Sure, it's real romantic to think it's going to all come together because your talented, hard working and determined. The fact of the matter, sometimes it just doesn't work out no matter how good you are an how many chances you've taken. The end result of what Adam has achieved proves that the benefits outweighed the "stigma." And the "stigma" is really something dreamed up by the too-cool, indie, rocker types. Which ironically, was Adam before he went on the show.
Any one of a number of things could have happened during the audition process that would've prevented him from getting to the TV audition. One clueless producer (or someone distracted or in a bad mood or they just didn't think his "type" would fit the cast) in the early stages could have sent him home and to this day, none of us would have ever heard of him, despite his talent. People do what they have to do in this world and it always breaks my heart a little when certain segments stigmatize because of some random notion they've built up in their own head.

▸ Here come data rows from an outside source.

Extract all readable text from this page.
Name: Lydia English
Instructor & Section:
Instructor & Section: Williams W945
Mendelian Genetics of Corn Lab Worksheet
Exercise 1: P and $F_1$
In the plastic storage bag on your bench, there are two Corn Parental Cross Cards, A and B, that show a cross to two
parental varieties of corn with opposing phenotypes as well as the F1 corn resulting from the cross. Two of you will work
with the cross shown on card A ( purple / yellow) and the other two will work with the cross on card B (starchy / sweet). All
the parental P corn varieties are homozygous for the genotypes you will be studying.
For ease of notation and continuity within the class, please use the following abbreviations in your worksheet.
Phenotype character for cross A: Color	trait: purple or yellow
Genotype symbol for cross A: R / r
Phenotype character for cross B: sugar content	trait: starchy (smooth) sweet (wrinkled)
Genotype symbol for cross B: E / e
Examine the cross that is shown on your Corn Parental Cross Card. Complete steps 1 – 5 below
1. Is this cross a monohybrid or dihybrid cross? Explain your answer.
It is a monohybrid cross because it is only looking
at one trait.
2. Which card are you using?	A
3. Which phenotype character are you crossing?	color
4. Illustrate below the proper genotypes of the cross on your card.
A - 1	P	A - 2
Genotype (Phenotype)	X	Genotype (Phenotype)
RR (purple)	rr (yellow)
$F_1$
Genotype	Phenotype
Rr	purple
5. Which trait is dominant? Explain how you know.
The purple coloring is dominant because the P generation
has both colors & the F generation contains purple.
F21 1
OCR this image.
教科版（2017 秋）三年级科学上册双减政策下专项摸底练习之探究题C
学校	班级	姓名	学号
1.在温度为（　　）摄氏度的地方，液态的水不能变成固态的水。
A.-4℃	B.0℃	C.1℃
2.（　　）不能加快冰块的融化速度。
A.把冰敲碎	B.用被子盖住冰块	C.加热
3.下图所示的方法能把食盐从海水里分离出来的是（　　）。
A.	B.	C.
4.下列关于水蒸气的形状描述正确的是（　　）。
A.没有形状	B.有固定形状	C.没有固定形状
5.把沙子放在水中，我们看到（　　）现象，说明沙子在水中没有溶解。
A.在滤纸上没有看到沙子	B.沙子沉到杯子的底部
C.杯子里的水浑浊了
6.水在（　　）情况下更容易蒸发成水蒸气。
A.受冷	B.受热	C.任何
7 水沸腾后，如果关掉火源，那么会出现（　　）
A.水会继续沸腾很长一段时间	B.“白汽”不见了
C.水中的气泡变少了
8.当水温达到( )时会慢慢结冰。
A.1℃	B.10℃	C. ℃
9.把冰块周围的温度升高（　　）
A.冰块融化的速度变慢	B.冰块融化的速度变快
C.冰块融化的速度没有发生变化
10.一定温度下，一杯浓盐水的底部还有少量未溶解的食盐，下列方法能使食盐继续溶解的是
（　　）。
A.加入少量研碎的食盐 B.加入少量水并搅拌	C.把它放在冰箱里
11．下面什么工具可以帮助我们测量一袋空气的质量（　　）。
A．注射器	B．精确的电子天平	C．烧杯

It's funny because although I of course know nothing about your daughter Nica, I would definitely have been seeing this issue from her point of view before I got sucked down the rabbit hole. I would be much, much more likely to be interested in going to a Phish or Flaming Lips show than someone with the idol tag attached. I would also imagine the attendees at their shows and Burning Man (at least a few years ago) have a significant overlap.
The thing is, while I completely understand the reasoning and benefit for Adam in going on the show, he isn't trying to make indy "sounding" music at this point. He is trying for a mainstream career and audience, and top 40 is as mainstream as it gets. While CV and Zodiac were pretty indy, Pop Goes the Camera, Kiss and Tell, etc. are pop, and Adam's list of myspace music he loves, while very diverse, included much more mainstream music than indy darlings.
What indy cred does give you, like it or not, is the assumption that the music you are making is allowed to be experimental, counter-cultural, a rejection of dominant society (not that it will be, but it could). Like being a hipster, it's more about what you aren't than what you are, which is nebulous. (This totally off-topic, but an interesting though depressing look at one aspect of youth culture from Adbusters: Hipster: The Dead End of Western Civilization www.adbusters.org/magazine/79/hipster.html)
As Q3 said the college students and 20-somethings are the least likely to purchase music, and most diverse in their listening patterns. Unfortunately, or fortunately, depending on your point of view, they also tend to be a lot of the ones making music, writing about music, discovering new music, sharing new music and otherwise influencing culture and taste in various ways.